Category: Flawsophy

  • Hollowed be thy name?

    Saw ‘Rock On’ during the weekend, and as always, Farhan Akhtar did not disappoint. No reviews here, just a few thoughts that the movie provoked, so even if you haven’t watched the movie, read on.

    Inspite of the movie’s tagline – ‘Live your dream’, I thought it dwells more on choices we make as human beings, the directions we take at crossroads, the compromises we make as a result of those, and the implications of those choices, some of which we have to live with, our whole life.  That, i guess, is why the movie worked for me, after all ‘Choices’ is perhaps the largest tag item on this blog. 🙂

    All of us have dreams, right from the time we were asked who we wanted to be when we grew up, and perhaps before that too. There are those who pursue it without deviating at all, there are those who compromised in between, but came back to them because living with the choice we made was difficult, and then there are those who live with a choice that did not include their dreams. The film shows all of the above, in addition to one more set – those who live a compromised version of their dreams.

    So, there are those who follow their dreams, there are those who choose not to, but the tragedy doesn’t end there, as gray shades are abundant. Those who are never able to figure out what they want, who live in a limbo of multiple alternate realities, those who chase the dream only to figure out that it wasn’t what they thought it’d be, and lose the spark in their eye forever, as a life is gambled away.

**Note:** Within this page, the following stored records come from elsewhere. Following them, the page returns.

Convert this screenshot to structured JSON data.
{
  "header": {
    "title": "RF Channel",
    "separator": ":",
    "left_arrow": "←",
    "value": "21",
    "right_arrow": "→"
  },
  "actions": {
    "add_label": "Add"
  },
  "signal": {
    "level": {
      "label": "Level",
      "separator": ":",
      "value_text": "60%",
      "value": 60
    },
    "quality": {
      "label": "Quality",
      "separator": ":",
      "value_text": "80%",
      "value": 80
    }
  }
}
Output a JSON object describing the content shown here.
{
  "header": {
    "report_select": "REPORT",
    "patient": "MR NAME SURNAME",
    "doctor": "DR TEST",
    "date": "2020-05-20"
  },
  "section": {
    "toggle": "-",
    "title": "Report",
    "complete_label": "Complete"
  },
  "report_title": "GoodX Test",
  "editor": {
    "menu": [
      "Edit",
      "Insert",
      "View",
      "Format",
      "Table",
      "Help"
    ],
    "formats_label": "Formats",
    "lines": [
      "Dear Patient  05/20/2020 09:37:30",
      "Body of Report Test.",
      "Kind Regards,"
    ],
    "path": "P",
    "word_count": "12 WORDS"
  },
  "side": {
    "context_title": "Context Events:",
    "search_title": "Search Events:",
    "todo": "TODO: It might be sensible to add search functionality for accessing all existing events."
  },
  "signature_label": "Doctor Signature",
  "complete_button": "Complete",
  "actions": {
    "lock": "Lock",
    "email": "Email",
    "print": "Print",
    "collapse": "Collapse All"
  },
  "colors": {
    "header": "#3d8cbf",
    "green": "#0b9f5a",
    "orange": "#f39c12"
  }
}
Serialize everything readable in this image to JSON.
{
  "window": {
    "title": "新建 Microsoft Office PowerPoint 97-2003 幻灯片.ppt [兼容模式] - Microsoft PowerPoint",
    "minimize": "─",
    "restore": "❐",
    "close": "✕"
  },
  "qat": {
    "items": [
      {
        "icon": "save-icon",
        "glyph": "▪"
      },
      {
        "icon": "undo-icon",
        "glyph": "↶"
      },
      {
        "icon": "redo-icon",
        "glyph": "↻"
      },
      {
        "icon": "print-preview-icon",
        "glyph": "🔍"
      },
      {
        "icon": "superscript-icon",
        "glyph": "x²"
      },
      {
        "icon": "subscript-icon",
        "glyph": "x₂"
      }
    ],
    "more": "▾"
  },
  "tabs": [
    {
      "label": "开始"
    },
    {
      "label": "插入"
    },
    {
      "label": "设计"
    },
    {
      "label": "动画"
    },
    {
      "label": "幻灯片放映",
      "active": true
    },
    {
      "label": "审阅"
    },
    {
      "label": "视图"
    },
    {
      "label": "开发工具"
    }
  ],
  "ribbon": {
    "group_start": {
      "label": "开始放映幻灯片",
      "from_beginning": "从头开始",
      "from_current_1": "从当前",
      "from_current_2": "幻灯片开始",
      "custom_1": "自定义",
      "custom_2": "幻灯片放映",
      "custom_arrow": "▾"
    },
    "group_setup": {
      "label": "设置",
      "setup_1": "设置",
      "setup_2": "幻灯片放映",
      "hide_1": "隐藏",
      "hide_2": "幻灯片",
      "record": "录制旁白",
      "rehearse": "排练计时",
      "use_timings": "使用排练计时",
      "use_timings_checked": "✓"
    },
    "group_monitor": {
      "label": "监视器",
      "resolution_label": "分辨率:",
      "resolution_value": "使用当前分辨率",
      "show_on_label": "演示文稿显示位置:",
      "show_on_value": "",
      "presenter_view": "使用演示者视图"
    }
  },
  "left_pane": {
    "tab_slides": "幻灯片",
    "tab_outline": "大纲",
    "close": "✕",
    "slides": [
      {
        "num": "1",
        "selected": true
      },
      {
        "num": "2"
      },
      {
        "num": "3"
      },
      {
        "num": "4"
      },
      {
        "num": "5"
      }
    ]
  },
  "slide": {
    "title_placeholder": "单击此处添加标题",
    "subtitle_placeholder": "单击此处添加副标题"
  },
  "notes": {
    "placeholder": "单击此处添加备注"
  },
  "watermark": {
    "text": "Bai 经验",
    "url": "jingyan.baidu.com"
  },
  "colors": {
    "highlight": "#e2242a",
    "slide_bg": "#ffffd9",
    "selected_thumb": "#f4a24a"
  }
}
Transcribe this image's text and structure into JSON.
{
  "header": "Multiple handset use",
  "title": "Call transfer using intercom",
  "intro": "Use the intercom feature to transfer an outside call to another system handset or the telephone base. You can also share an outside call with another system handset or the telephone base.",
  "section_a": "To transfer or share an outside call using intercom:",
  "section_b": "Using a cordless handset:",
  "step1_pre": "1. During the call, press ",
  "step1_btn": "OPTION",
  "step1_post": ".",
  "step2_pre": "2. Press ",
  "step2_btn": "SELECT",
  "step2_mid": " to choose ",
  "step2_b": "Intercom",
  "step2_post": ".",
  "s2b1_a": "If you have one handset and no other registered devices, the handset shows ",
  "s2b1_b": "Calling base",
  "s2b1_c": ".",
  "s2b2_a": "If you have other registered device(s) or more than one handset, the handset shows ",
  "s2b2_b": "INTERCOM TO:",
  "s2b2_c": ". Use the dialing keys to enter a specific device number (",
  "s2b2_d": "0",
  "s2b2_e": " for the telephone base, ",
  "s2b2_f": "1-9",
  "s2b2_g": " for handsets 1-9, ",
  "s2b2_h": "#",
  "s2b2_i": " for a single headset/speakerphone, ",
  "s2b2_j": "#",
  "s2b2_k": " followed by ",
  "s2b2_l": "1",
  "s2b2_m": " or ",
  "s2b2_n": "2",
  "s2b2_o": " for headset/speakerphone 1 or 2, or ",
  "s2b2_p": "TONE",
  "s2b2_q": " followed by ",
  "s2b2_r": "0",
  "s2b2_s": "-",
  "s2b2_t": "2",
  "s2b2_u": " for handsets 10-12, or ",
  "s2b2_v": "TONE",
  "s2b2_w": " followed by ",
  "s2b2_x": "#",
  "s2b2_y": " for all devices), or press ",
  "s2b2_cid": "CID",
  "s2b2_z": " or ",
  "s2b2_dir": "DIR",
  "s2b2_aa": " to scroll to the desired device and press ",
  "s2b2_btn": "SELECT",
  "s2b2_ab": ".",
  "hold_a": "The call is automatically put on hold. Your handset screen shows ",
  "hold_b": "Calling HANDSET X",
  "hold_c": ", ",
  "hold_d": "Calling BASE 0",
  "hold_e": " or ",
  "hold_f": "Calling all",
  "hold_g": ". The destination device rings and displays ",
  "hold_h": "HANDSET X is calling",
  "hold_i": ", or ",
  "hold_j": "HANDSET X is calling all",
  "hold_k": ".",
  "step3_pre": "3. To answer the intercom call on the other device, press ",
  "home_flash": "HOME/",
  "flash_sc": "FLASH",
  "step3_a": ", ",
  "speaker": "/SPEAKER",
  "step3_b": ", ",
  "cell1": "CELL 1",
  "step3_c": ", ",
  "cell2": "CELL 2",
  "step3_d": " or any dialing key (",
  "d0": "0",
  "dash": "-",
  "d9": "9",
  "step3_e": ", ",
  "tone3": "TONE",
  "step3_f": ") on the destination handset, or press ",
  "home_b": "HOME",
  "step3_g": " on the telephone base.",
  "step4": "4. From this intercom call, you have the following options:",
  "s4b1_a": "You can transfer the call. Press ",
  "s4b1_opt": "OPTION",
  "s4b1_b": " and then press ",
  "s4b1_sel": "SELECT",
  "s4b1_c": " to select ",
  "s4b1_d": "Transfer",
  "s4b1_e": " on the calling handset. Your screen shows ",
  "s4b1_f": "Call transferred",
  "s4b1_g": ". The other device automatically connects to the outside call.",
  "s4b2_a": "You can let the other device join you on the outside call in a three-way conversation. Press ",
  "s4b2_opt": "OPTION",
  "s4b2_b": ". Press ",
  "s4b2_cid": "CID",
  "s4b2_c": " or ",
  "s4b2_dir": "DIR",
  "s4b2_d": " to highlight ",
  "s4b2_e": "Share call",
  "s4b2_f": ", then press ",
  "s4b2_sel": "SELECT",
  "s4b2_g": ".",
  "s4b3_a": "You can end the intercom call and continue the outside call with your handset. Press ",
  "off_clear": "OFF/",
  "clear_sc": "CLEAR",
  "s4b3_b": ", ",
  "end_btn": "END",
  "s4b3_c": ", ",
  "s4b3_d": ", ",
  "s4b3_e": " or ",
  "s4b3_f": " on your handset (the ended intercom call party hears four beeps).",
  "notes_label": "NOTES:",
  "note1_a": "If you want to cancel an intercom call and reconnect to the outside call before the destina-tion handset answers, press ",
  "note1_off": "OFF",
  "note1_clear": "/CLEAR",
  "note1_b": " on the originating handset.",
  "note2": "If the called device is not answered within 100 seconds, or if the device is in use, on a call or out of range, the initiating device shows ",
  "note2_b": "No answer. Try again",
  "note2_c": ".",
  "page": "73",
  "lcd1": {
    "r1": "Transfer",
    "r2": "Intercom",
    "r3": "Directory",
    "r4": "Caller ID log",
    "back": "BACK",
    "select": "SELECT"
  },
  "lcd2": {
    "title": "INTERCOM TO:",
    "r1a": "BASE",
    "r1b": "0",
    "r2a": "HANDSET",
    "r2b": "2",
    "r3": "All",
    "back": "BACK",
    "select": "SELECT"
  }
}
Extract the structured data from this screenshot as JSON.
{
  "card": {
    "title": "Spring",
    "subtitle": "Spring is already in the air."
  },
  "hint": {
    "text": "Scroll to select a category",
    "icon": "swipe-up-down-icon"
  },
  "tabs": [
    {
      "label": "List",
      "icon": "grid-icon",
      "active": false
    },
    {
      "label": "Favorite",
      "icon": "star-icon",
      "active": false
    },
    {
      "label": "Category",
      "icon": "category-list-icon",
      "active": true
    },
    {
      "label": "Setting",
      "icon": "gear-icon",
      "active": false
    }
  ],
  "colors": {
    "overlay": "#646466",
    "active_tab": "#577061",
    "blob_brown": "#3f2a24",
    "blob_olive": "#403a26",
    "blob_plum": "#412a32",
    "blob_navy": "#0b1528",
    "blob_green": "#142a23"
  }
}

    Compromise – that was the keyword. While its very easy to see that a choice out of our dreams would involve lots of it, the movie also made me think about the other side of the fence. When a person pursues his passion/dream with all his heart, does he also harbor a feeling of having ‘compromised’ on the (for lack of  a better word) fun part of his life,  or the  materialistic things that he could’ve afforded if he had put his dream on the shelf? The opportunity costs arriving out of following what one considers his destiny? Will he be a mirror reflection of those of us who compromise and wish for that chance to live at least once before we cease to exist? Or would he have achieved a private utopia as a reward for sticking to his dreams? Or does that utopia exist only in others’ minds? What happens when you’re the only individual gold medalist your nation has produced, and you still fell a sense of ennui/hollowness,  a feeling of having missed out

    Which leads me to a question i read sometime back – ‘Is dissatisfaction in the nature of existence’, and irrespective of what we do, the climax has already been decided?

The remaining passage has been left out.